One of Stevenson’s examples of failed replications was a set of RCTs used to determine the effect of a suspect’s mandatory arrest at a domestic violence crime scene. The initial study took place in Minneapolis and had promising results. Following the Minneapolis experiment and the very public Thurman v. City of Torrington case, there was quick and widespread adoption of mandatory arrest laws. By 1987, 176 jurisdictions had some form of arrest policy.
In 1986 and 1987, six replications of the Minneapolis experiment took place in cities across the country. Stevenson writes, “Combining data across all seven studies, researchers later concluded that arrest did not, in fact, have a consistent or large effect on recidivism.”
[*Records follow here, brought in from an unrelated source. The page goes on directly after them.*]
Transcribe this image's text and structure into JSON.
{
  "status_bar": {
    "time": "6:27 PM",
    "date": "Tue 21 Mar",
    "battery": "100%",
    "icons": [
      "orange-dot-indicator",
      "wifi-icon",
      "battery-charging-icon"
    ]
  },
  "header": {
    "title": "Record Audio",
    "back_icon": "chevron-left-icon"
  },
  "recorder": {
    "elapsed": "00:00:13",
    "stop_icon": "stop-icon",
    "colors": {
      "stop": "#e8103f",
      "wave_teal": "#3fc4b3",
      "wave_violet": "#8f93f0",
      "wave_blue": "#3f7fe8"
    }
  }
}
The solution is not to abandon evidence — even the incremental kind provided by RCTs. The solution is to do RCTs faster and across more settings — so that we can continuously update what we know and build evidence for change.
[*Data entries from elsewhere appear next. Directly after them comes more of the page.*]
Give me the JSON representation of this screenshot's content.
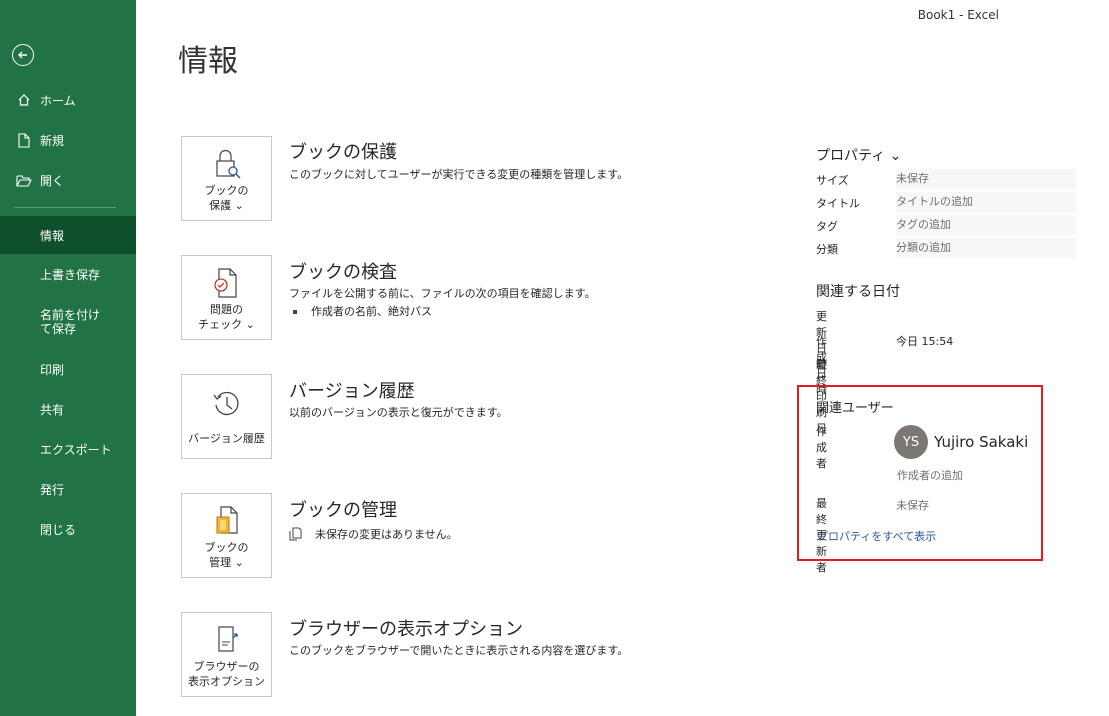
{
  "window": {
    "title": "Book1  -  Excel"
  },
  "sidebar": {
    "top_items": [
      {
        "label": "ホーム"
      },
      {
        "label": "新規"
      },
      {
        "label": "開く"
      }
    ],
    "items": [
      {
        "label": "情報"
      },
      {
        "label": "上書き保存"
      },
      {
        "label": "名前を付けて保存"
      },
      {
        "label": "印刷"
      },
      {
        "label": "共有"
      },
      {
        "label": "エクスポート"
      },
      {
        "label": "発行"
      },
      {
        "label": "閉じる"
      }
    ]
  },
  "page": {
    "title": "情報"
  },
  "sections": [
    {
      "card_line1": "ブックの",
      "card_line2": "保護 ⌄",
      "title": "ブックの保護",
      "desc": "このブックに対してユーザーが実行できる変更の種類を管理します。"
    },
    {
      "card_line1": "問題の",
      "card_line2": "チェック ⌄",
      "title": "ブックの検査",
      "desc": "ファイルを公開する前に、ファイルの次の項目を確認します。",
      "bullet": "作成者の名前、絶対パス"
    },
    {
      "card_line1": "バージョン履歴",
      "title": "バージョン履歴",
      "desc": "以前のバージョンの表示と復元ができます。"
    },
    {
      "card_line1": "ブックの",
      "card_line2": "管理 ⌄",
      "title": "ブックの管理",
      "desc": "未保存の変更はありません。"
    },
    {
      "card_line1": "ブラウザーの",
      "card_line2": "表示オプション",
      "title": "ブラウザーの表示オプション",
      "desc": "このブックをブラウザーで開いたときに表示される内容を選びます。"
    }
  ],
  "properties": {
    "heading": "プロパティ ⌄",
    "rows": [
      {
        "key": "サイズ",
        "value": "未保存"
      },
      {
        "key": "タイトル",
        "value": "タイトルの追加"
      },
      {
        "key": "タグ",
        "value": "タグの追加"
      },
      {
        "key": "分類",
        "value": "分類の追加"
      }
    ]
  },
  "dates": {
    "heading": "関連する日付",
    "rows": [
      {
        "key": "更新日時",
        "value": ""
      },
      {
        "key": "作成日時",
        "value": "今日 15:54"
      },
      {
        "key": "最終印刷日",
        "value": ""
      }
    ]
  },
  "people": {
    "heading": "関連ユーザー",
    "author_label": "作成者",
    "author_initials": "YS",
    "author_name": "Yujiro Sakaki",
    "add_author": "作成者の追加",
    "last_modified_label": "最終更新者",
    "last_modified_value": "未保存",
    "show_all_link": "プロパティをすべて表示"
  },
  "colors": {
    "accent": "#217346",
    "active": "#0e4f2c",
    "highlight": "#e31b1b",
    "link": "#2b579a"
  }
}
Stevenson cites Schmidt and Sherman, but that study offered much more than a despairing shrug. The authors used the evidence of these seven studies to uncover important nuances regarding who is helped and who is harmed by mandatory arrest laws. As a result of the seven RCTs, they developed a set of five policy recommendations: (1) repeal mandatory arrest laws to avoid unintended consequences, (2) substitute structured police discretion so that police can effectively use their professional judgment, (3) allow warrantless arrest, (4) issue arrest warrants for absent offenders and (5) create special units for couples experiencing chronic violence.
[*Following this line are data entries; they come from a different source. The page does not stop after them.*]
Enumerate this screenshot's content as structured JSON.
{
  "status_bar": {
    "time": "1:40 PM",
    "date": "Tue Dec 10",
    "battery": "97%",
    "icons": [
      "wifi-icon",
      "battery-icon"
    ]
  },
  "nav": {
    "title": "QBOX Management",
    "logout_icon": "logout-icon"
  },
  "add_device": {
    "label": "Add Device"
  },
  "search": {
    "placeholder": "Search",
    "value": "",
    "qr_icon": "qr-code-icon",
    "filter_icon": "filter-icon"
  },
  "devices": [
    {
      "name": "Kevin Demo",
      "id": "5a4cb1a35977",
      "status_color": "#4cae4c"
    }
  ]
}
In light of the replications, many jurisdictions created more nuanced pro-arrest policies, which now include a range of warrantless arrest options across jurisdictions. However, once a policy is in place, it can be very hard to undo it — especially when doing so can be seen as going soft on crime.
The replication studies yielded information to improve policy. That’s a success, not a failure. However, the timing tells us something important to improve our use of RCTs in policymaking. Before going to scale, replication is vital to getting policy right. Had we known the results of all seven experiments prior to the policy’s rollout, pro-arrest policies for domestic violence would have been more nuanced and effective from the start.
Finally, Stevenson argues that the incremental kinds of interventions that are evaluated with RCTs are simply too modest to make much difference. Even if an RCT finds a real effect, she argues, outcomes will regress to their pre-intervention levels due to the social forces at play in people’s lives. There is wisdom in avoiding micro-solutions to macro-problems. However, we must also recognize that our policy process is often incremental, and policymakers should use evidence — even if it is imperfect — to make those incremental decisions. At the very least, this helps us to avoid missteps while inching closer to improvement.
The solution is not to abandon evidence — even the incremental kind provided by RCTs. The solution is to do RCTs faster and across more settings — so that we can continuously update what we know and build evidence for change. The reversion Stevenson identifies might be avoided if we had a better sense of what to do next or which effects are context-dependent. When RCTs fail to replicate, we must work to understand why: Was it research design, differences in the population across sites or something else? Then we must use this robust evidence on circumstances and mechanisms — as Schmidt and Sherman did — to create a set of interventions that lead to lasting change.